3 lbs of chicken
½ teaspoon pepper (I prefer Lawry’s Seasoned Pepper)
¼ teaspoon adobo seasoning
2 teaspoons Lawry’s Seasoned Salt
¼ hot sauce
2 cups flour
frying oil (I usually use canola, vegetable or corn oil)
Before you begin:
- For even more flavor, you can marinate the chicken in the seasonings for a few hours before cooking. Just be sure to remove the chicken from the refrigerator at least an hour before you plan to cook it. Adding cold chicken to hot grease lowers the temperature of the grease. That causes the chicken to absorb more oil and take longer to cook (which causes you to end up with greasy chicken that is not crispy).
- If you are cooking breasts, I recommend that you cut them in half to shorten cooking time.
- Clean, pat chicken dry and place in a bowl or dish.
- Sprinkle the salt, pepper and adobo on the chicken and mix well.
- Pour the hot sauce over the chicken and mix well.
- Fill a 10” or 12” frying pan about a quarter of the way with oil and turn the burner to medium flame.

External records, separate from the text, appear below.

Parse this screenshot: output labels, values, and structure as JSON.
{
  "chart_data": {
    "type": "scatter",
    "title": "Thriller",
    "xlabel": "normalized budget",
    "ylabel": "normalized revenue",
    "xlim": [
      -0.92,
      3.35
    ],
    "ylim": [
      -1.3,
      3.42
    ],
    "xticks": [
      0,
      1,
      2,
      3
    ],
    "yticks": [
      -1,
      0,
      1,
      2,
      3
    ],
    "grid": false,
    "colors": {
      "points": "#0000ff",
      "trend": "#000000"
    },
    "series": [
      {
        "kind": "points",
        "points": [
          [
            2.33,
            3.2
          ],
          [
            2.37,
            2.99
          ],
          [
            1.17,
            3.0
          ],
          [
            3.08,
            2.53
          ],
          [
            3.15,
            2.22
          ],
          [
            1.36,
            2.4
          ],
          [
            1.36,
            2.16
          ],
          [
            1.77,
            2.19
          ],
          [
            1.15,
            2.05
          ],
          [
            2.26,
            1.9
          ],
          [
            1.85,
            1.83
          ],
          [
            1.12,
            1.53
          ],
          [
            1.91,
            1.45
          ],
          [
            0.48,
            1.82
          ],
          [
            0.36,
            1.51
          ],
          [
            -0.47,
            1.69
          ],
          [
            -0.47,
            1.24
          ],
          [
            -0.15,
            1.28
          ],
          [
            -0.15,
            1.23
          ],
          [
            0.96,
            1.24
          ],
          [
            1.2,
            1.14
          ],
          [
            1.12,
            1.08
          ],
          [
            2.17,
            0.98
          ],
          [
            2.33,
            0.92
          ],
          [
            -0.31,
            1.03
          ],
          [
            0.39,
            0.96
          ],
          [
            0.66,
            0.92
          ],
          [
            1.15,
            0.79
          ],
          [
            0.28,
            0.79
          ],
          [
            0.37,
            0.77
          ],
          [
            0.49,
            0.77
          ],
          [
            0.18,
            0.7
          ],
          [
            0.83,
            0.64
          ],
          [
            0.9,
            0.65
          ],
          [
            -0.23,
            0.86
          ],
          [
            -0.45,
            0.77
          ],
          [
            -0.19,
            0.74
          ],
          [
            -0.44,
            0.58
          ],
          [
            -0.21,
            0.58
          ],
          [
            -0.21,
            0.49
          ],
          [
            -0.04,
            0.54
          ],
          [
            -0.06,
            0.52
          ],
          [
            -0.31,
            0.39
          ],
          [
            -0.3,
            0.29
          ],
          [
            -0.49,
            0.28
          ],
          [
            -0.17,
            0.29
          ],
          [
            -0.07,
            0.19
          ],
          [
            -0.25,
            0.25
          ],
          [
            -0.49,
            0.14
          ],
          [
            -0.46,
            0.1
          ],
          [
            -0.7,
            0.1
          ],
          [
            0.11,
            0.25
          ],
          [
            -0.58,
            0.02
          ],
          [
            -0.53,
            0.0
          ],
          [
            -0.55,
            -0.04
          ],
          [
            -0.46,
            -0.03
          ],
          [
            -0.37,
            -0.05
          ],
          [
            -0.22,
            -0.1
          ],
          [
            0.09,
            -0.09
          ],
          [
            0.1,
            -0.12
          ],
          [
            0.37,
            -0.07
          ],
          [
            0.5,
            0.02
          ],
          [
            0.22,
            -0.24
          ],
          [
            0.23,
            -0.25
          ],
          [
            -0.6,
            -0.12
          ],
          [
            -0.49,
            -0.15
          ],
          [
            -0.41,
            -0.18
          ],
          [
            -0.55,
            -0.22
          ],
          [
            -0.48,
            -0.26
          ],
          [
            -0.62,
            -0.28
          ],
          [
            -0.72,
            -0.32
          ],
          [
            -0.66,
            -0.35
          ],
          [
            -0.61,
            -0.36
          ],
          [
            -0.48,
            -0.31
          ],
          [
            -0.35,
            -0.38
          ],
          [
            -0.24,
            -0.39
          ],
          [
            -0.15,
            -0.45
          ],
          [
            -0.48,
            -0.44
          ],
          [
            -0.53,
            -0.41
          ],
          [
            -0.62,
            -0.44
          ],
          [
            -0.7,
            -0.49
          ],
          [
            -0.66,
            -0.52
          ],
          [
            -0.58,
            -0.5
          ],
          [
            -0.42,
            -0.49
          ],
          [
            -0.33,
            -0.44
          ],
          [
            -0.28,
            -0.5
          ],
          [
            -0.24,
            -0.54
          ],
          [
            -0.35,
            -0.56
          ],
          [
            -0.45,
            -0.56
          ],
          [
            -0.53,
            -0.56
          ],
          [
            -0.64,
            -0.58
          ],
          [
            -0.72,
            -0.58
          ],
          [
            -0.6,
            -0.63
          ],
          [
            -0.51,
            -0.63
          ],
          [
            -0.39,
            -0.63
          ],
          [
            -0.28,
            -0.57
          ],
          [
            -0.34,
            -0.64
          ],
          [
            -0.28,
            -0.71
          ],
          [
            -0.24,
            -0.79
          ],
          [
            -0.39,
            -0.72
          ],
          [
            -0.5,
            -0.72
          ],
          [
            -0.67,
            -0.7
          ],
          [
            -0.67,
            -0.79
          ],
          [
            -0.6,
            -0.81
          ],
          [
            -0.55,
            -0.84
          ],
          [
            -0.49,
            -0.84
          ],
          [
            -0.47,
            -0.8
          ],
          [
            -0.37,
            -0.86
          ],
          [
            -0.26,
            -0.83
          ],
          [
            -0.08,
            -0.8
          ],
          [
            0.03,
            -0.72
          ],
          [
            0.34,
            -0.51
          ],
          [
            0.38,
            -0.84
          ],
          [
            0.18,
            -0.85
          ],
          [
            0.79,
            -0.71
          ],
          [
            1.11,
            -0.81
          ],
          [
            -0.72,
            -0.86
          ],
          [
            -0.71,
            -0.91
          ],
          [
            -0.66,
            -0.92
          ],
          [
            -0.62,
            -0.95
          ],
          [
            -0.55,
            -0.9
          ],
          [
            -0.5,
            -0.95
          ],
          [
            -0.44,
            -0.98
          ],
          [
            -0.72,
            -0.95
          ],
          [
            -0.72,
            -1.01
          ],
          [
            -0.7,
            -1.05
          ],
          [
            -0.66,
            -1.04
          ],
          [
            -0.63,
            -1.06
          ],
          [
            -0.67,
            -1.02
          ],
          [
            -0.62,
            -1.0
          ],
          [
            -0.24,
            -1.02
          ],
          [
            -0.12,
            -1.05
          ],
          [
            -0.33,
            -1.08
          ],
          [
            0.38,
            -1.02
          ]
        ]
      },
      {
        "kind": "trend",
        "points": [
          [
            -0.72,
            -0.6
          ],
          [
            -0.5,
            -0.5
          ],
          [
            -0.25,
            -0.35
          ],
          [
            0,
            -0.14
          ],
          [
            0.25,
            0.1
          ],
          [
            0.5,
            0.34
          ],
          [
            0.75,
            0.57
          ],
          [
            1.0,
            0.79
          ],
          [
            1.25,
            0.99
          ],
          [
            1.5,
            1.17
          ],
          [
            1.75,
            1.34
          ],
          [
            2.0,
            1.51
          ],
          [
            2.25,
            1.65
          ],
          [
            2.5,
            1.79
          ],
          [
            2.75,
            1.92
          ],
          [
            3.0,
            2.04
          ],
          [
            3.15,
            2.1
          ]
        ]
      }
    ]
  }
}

- If you are using a deep fryer, pour oil to fill line inside the fryer.
- Pour the flour into a gallon plastic bag.
- Drop the chicken into the bag and shake until evenly coated.
- After about 10-15 minutes check the temperature of the oil by flicking a few drops of water into the hot oil, if it spatters, carefully begin adding chicken to the oil. Do not overcrowd the pan.
- Turn the burner to high and fry the chicken until it is golden brown on each side. Larger pieces may take a bit longer to brown.
- Remove chicken from pan and place into a shallow dish lined with paper towels. Serve while hot.